Goodbye and Hello: Translocal Zainichi Identity in Matsue Tetsuaki’s Personal Documentary Annyong Kimchi

Speaker: Xiaoyang Yue
Role: Paper Presenter
Institution/Affiliation: University of California, Irvine
Abstract: This paper examines the personal documentary film Annyong Kimchi (1999) by third-generation Zainichi Korean filmmaker Matsue Tetsuaki. I read this film through Ma Ran’s framework of translocality from her book Independent Filmmaking across Borders in Contemporary Asia (2020), in which “disparate strands of Korean diaspora filmmaking” are threaded together “across multiple locales, not in terms of any homogenized identification with a homeland but exactly through envisioning how the formation of diasporic identities has been a painful, contingent process of fragmentation, friction, and differentiation” (95).

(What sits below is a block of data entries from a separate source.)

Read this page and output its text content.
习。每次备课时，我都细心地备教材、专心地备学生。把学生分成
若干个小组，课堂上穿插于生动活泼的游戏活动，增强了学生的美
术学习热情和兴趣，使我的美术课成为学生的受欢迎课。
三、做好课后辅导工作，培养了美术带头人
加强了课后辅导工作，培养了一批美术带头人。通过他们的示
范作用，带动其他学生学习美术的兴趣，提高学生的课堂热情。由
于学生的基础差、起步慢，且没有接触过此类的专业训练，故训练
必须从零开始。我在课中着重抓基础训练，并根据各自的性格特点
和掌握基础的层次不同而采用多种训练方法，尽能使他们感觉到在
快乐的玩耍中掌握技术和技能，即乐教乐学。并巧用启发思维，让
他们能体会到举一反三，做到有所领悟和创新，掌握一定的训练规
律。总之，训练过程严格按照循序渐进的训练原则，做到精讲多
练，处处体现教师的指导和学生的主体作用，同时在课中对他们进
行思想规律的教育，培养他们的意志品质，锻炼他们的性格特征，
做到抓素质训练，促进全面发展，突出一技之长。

I explore how Matsue (who refers to himself as Korean-Japanese) embraces his own multi-layered identity and uses the personal documentary genre to pluralize conceptions of the “Zainichi” community. The majority of Annyong Kimchi is constituted by conversations between Matsue and his relatives, both in Japan and in Korea. Moving between nation states and languages, the film asks us to question what it means to be “local.” This paper explores how personal documentary—a genre of Japanese documentary filmmaking that explores the relationship between the director and his/her social environment—generates a flexible link between location and ethnic minority identity that fits into the translocal framework. Following Ma, I argue that the translocal link generated by the first-generation Zainichi Korean is a trigger that allows descendants to shape themselves into translocal subjects, and translocal subjects interact with each other to build a community of senses. Using personal documentary as a methodology, Zainichi filmmaker Tetsuaki extends this community to a wider range of audiences and makes his minority voices heard.